An manchen Stationen fehlen auch zusätzliche Kontexterklärungen, die dann – mit Ergänzung einiger interessanter zusätzlicher Quellen – im Begleitband zur Ausstellung folgen. Vielleicht braucht es aber gar nicht den auktorialen Führer, sondern vielmehr ein Ausleben und Aufführen der – hier ebenfalls unterbelichteten – lustvollen Aspekte. Vielleicht braucht es eine Pausendisko-Intervention (das Stichwort taucht an einer Stelle auf, bleibt aber abstrakt), vielleicht eine demokratische Besprechung in der zentralen Stuhlkreisanlage, um stärker den rebellischen, spielerischen, ambitionierten und nicht zuletzt auch LAUTEN Charakter dieser Reformzeit einzufangen.

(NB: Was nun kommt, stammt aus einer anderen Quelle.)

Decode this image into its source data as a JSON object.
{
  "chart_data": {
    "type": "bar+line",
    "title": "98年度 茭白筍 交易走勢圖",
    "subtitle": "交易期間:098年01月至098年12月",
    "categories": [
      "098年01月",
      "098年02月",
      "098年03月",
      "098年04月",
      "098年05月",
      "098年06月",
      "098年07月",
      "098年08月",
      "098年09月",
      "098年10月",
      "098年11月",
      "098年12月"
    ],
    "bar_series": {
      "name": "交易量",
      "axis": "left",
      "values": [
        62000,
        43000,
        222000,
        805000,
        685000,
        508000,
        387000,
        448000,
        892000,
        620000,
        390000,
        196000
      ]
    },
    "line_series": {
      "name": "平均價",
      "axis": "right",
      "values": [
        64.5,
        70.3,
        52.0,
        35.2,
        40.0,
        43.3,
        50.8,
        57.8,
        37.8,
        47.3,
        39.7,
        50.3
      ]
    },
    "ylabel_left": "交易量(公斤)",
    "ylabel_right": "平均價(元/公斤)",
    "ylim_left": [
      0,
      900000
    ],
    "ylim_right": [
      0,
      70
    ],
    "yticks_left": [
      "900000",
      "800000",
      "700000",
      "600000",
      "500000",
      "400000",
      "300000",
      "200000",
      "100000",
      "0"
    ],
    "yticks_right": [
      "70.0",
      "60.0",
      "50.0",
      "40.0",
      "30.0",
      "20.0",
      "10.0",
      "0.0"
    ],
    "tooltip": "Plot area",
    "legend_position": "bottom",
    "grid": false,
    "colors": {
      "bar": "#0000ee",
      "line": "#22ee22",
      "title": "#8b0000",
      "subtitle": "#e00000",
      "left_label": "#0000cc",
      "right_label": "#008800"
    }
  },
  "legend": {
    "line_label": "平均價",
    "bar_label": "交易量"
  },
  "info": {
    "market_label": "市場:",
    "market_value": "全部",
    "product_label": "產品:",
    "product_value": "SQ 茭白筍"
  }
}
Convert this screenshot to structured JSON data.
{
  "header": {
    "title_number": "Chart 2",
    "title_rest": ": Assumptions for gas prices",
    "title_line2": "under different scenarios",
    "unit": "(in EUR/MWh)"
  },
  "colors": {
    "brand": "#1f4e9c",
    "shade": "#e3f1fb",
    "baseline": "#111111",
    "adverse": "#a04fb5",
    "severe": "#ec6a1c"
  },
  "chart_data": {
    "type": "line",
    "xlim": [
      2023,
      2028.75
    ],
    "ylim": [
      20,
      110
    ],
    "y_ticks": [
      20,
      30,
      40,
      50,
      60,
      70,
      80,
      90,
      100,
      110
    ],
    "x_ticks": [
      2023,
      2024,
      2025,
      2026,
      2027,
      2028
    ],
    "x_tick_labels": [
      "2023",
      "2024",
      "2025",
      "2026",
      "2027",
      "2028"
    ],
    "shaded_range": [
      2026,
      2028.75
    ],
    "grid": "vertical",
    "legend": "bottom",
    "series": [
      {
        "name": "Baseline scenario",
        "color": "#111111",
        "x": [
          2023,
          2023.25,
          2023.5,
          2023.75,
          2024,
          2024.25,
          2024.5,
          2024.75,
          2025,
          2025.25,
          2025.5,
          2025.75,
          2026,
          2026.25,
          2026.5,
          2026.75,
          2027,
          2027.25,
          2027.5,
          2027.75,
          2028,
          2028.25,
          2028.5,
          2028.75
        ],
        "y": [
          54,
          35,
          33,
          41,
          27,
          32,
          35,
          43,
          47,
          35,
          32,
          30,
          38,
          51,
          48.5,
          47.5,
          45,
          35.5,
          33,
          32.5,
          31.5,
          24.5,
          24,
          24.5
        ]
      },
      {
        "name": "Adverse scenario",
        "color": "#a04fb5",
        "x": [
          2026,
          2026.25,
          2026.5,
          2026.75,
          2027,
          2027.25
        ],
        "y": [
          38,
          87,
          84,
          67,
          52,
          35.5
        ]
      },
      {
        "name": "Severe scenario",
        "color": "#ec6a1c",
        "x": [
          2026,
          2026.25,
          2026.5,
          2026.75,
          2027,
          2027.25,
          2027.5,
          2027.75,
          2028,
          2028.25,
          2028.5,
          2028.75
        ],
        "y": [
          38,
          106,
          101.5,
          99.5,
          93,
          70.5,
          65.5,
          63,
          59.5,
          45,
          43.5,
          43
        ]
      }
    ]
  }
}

Womöglich ist die präsentierte Mischung aus übergreifender Gesellschaftsutopie und modularer Herangehensweise schlussendlich doch eine Inspiration und eine Zusammenschau im Sinne eines Schulreform-Rhizoms, das auch der weiteren wissenschaftlichen Aufarbeitung helfen könnte. Die bisherige Forschung hat eher nach Schulformen, Akteur:innen und schultheoretischen Dimensionen eingeteilte, stärker parzellierte Deutungsgeschichten vorgelegt. Die hallende Stille der Erforschung bildungspolitischer und bildungspraktischer Wandlungen in synthetisierender deutsch-deutscher, europäischer und globaler Perspektive wird durch die Ausstellung zumindest hörbar. Das Haus der Kulturen der Welt stellt hier wieder einmal große Fragen – spannungsreicher, als es die oft kleinteilige Forschung der verschiedenen Einzeldisziplinen tun kann, von welchen aber im Detail abseits der großen Linien einiges Spannende mehr zu erfahren ist.

Anmerkung:
1 Als weiter zurückreichende historische Einordnungen siehe etwa Hermann Lange, Schulbau und Schulverfassung der frühen Neuzeit. Zur Entstehung und Problematik des modernen Schulwesens, Hamburg 1967; Michael Göhlich, Schulraum und Schulentwicklung: Ein historischer Abriss, in: Jeanette Böhme (Hrsg.), Schularchitektur im interdisziplinären Diskurs. Territorialisierungskrise und Gestaltungsperspektiven des schulischen Bildungsraums, Wiesbaden 2009, S. 89–103; Marianne Helfenberger, Das Schulhaus als geheimer Miterzieher. Normative Debatten in der Schweiz von 1830 bis 1930, Bern 2013; Heidemarie Kemnitz, „Architektenpädagogiken“. Historische Analysen zu (Schul-)Raum und Bildung, in: Edith Glaser u.a. (Hrsg.), Räume für Bildung – Räume der Bildung. Beiträge zum 25. Kongress der Deutschen Gesellschaft für Erziehungswissenschaft, Opladen 2018, S. 446–456; Marcelo Caruso, Die Anfänge einer intimen Öffentlichkeit. Konturierung des Klassenunterrichts um 1800, in: Kathrin Berdelmann u.a. (Hrsg.), Transformation von Schule, Unterricht und Profession. Erträge praxistheoretischer Forschung, Wiesbaden 2018, S. 113–130.